Just as I was stabilizing for 1.0, WWDC happened. I had planned it as a low-coding week, so I could keep up with videos and blogs as they appeared, and boy did Apple deliver.

I had, of course, followed the “Marzipan” rumors all along, and Catalyst was pretty much as expected. It’s very cool, but it’s not the right tool for TimeStory, for reasons hinted at earlier. I want a standard, document-based Mac app, which just looks and feels very different from a document-based iOS app. Pragmatically, I do a lot of custom mouse and keyboard handling, which sounds possible but not necessarily easy in Catalyst. And, personally, any “cross-platform” solution always has a high bar to clear for me, just because, as a long-time Java developer, I know how much work there is in that last 20%.

SwiftUI took me by surprise. I’d missed any hint of those rumors. It looks like a fantastic start. I’ve started playing with it on the side; for smaller, more focused apps, it’s exciting.

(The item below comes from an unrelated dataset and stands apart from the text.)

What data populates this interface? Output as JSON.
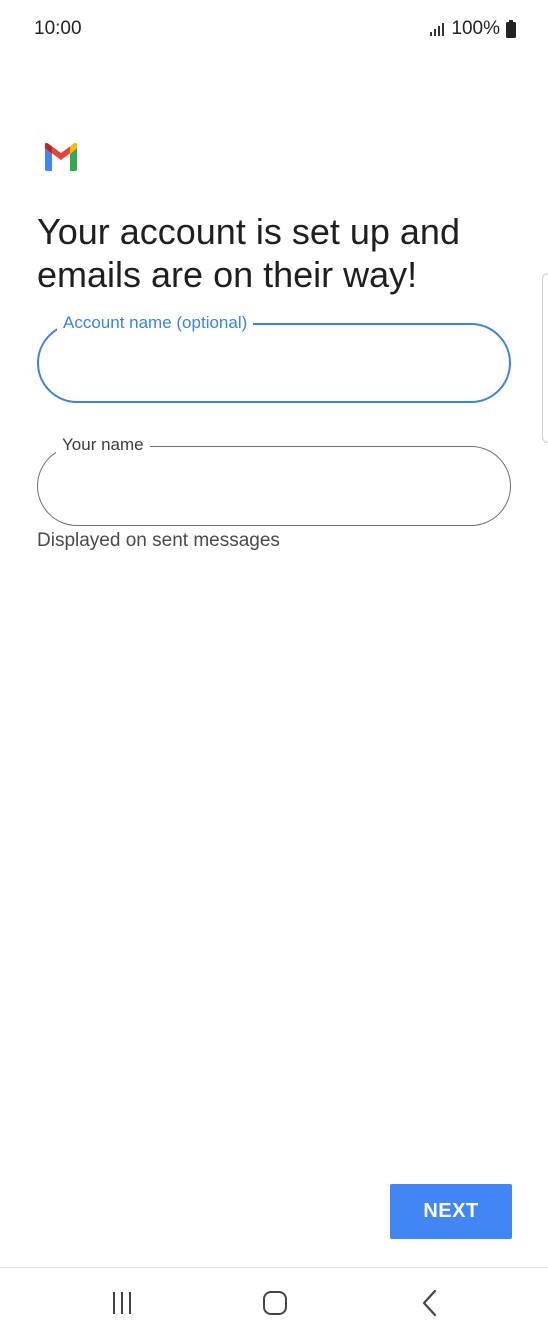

I love that they announced it on day one with bidirectional integration with UIKit and AppKit, so we can adopt it one view controller at a time. I don’t love how quickly I can crash the preview or how hard it is to implement basic macOS or iOS behaviors sometimes, but those things will get fixed.

(Coding in SwiftUI also really brings back early 2000’s-era C++ to me, when many new template-based libraries were coming into use, faster than the compilers could improve their diagnostics. One typo could result in many pages of errors, sometimes pointing to lines unrelated to the error. But that will get fixed too.)

2020

So, what’s next?

I need to start marketing more.

I want to deliver an iOS version or two. My plan has been to start with a read-only “TimeStory Viewer”, to help users who want to review or present a timeline, and as a first technical step towards a full-parity version (at least on the iPad). I’ve got working but incomplete iOS code now, but a good UX still needs a lot of work. It will also slow down future releases; once it’s out, I need same-day release of iOS and macOS apps, or people will use new features on one, and find their documents stranded, unable to be opened on the other.

There will be a 2.0. I’ve got a big list of features planned. Some of them will be transformative, I think; they will open the product to many new users and applications. The foundation is solid, and I know how to get them shipped.

Finally, TimeStory was designed, from day one, to be part of a larger system of software. I wanted it to be scriptable, to have solid importers and exporters, and to have its file format and data model in a form that I could reuse in multiple apps. 2020 is the year that I hope this starts to pay off. I hope to publish extensions and examples that tie it in to journaling, time-oriented data visualization, and other domains.

There’s a lot to do. I probably won’t get everything I want in 2020, but I like where I am, and I feel good about what’s to come.